Of course Shelley’s atheism is a famous part of his philosophical stance, so it may seem strange that he has written a hymn of any kind. He addresses that strangeness in the third stanza, when he declares that names such as “Demon, Ghost, and Heaven” are merely the record of attempts by sages to explain the effect of the Spirit of Beauty—but that the effect has never been explained by any “voice from some sublimer world.” The Spirit of Beauty that the poet worships is not supernatural, it is a part of the world. It is not an independent entity; it is a responsive capability within the poet’s own mind.
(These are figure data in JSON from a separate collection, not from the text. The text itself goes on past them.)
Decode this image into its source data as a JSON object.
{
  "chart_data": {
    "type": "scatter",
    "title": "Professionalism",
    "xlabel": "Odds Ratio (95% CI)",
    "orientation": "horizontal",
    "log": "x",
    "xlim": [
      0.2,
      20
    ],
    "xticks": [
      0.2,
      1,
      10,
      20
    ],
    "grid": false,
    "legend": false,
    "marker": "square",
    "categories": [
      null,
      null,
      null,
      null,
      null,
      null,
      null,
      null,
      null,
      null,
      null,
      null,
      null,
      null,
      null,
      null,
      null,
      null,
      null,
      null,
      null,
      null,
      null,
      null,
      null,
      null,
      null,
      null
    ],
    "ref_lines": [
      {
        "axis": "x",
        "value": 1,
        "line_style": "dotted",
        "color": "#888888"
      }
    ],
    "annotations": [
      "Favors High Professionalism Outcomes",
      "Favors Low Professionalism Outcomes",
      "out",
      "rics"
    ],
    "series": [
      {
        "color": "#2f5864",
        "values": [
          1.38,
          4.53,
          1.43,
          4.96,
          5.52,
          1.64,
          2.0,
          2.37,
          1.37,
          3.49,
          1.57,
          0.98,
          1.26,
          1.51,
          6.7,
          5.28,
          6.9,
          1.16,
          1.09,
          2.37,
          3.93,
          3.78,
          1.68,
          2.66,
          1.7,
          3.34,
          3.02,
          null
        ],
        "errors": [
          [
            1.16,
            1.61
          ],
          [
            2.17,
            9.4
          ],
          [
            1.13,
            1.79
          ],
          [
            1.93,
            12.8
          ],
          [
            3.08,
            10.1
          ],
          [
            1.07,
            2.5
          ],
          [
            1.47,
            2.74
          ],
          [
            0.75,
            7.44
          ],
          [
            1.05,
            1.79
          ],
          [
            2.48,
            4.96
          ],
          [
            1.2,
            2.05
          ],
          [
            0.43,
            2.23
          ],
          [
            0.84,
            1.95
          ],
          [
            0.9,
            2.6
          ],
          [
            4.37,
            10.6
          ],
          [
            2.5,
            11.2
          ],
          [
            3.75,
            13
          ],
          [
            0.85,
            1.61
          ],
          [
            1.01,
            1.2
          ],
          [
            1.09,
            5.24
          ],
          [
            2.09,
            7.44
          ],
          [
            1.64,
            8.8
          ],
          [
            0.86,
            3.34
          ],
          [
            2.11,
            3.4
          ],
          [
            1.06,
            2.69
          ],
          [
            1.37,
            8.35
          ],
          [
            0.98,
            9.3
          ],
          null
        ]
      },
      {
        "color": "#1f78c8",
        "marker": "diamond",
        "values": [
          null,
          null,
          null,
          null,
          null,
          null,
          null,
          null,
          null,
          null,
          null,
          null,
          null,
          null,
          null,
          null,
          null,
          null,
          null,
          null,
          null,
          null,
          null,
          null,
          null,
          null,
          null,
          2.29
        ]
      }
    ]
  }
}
If the “Hymn to Intellectual Beauty” is not among Shelley’s very greatest poems, it is only because its project falls short of the poet’s extraordinary powers; simply drawing the abstract ideal of his own experience of beauty and declaring his fidelity to that ideal seems too simple a task for Shelley. His most important statements on natural beauty and on aesthetics will take into account a more complicated idea of his own connection to nature as an expressive artist and a poet, as we shall see in “To a Skylark” and “Ode to the West Wind.” Nevertheless, the “Hymn” remains an important poem from the early period of Shelley’s maturity. It shows him working to incorporate Wordsworthian ideas of nature, in some ways the most important theme of early Romanticism, into his own poetic project, and, by connecting his idea of beauty to his idea of human religion, making that theme explicitly his own.